Review Geist (2) – Für alle Zeit

Die Kölner Progrocker GEIST präsentieren mit „Für alle Zeit“ nach einer Eigenproduktion ihr Label-Debütalbum. Ein Blick auf die Songliste macht bereits klar: Die Texte des Albums sind durchgehend auf deutsch gehalten. Ein Fakt, der GEIST schon mal wohltuend von vielen anderen Bands abhebt. Und wie sieht es auf instrumentaler Ebene aus?

Auch hier bevölkert die Band ein eher seltenes Gebiet: Die zehn Nummern auf „Für alle Zeit“ klingen durch und durch nach Tool. Nicht, dass es heutzutage selten wäre, dass eine neue Band Einflüsse von Tool in ihren Sound aufnimmt – die sind ja schließlich das Bindeglied zwischen Prog und Alternative Rock und nebenbei auch noch ein Garant dafür, dass viele junge Leute die Platte des Newcomers kaufen, sobald nur ein „Sounds Like Tool“-Aufkleber auf der Hülle angebracht ist. Im Falle von Sänger Fares Rahmun & Co. ist es aber wirklich überdeutlich, Tool sind nicht nur die Paten, sondern die Väter ihrer Musik. Das vorliegende Album erinnert in Stimmung und Sound in etwa an „Aenima“, um mal den direkten Vergleich herzustellen. Die kompositorische Tiefe und Brillianz, die Tool erst mit ihren späteren Werken „Lateralus“ und vor allem „10.000 Days“ erreichten, fehlt demzufolge auch hier.
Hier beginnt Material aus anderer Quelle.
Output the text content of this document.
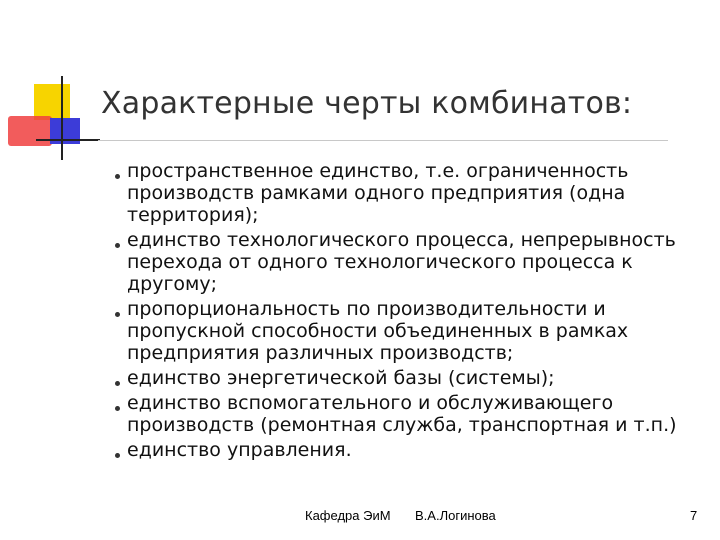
Характерные черты комбинатов:
пространственное единство, т.е. ограниченность производств рамками одного предприятия (одна территория);
единство технологического процесса, непрерывность перехода от одного технологического процесса к другому;
пропорциональность по производительности и пропускной способности объединенных в рамках предприятия различных производств;
единство энергетической базы (системы);
единство вспомогательного и обслуживающего производств (ремонтная служба, транспортная и т.п.)
единство управления.
Кафедра ЭиМ В.А.Логинова	7
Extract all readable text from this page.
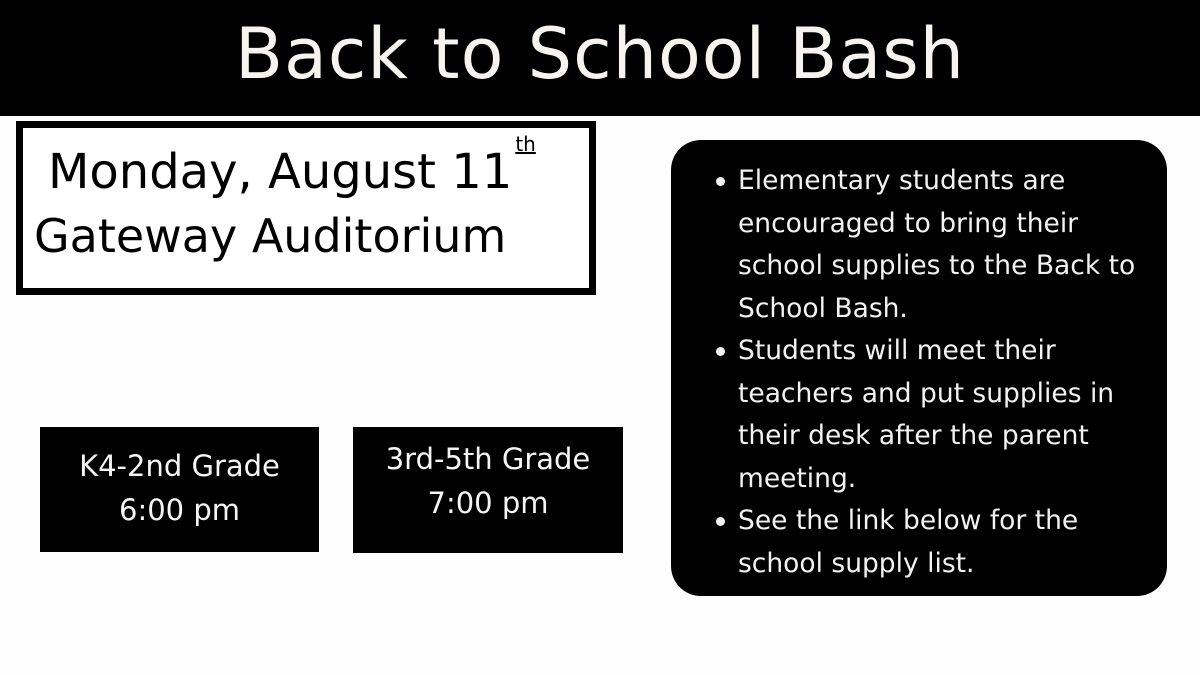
Back to School Bash
Monday, August 11 $^{th}$
Gateway Auditorium
K4-2nd Grade
6:00 pm
3rd-5th Grade
7:00 pm
Elementary students are encouraged to bring their school supplies to the Back to School Bash.
Students will meet their teachers and put supplies in their desk after the parent meeting.
See the link below for the school supply list.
Dennoch sollte das keineswegs ein Grund sein, um die Band vorschnell abzustempeln. Die vier Jungs sind ziemlich raffiniert darin, atmosphärische Songs zu schreiben und diese recht tiefgehend klingen zu lassen, ohne technisch wirklich atemberaubende Kabinettstückchen zu vollführen. Großen Anteil an dieser Atmosphäre hat vor allem Fares Rahmun, der mit einer markanten, mal aggressiven und kreischenden, und mal zurückhaltenden und schmerzerfüllten Stimme der Musik der Band ihr lebhaftes Gesicht gibt. Sein Gesang erinnert durchaus an eine Mischung aus Heppner und Maynard James Keenan. Die Texte der Band beschäftigen sich mit den Problemen und dem Weltbild eines jungen Menschen, finden dabei stets lyrisch anmutende Worte – freilich auch mit dem ein oder anderen Ausfall wie „halt dein Maul“ wie in „Leider“. Allerdings sind diese Ausfälle nur Fares eigene Form, seinen Bedürfnissen, Wünschen und Träumen Nachdruck zu verleihen. Selbstzweifel, die verflossene Liebe, ein ganz eigenes Bild der Welt – all das thematisieren die Jungs auf „Für alle Zeit“, während musikalisch ein dominanter und prägnanter Bass, rohe und brachiale Gitarren und eine verspielte, eben toolige Rhythmussektion das musikalische Fundament für diese Gedanken bilden. Aber auch ruhige, psychedelische Passagen gibt es natürlich. Die Songs der Band bewegen sich dabei zwischen zwei bis acht Minuten, der letzte Track „Einssein“ ist leider nicht wie ursprünglich erwartet 19 Minuten lang; mich hätte wirklich interessiert, wie die Band mit einem solch langen Track umgehen würde. Stattdessen gibt es nach sieben Minuten Spielzeit das offizielle Ende und nach weiteren sechs Minuten Stille folgt ein Live-Bonustrack.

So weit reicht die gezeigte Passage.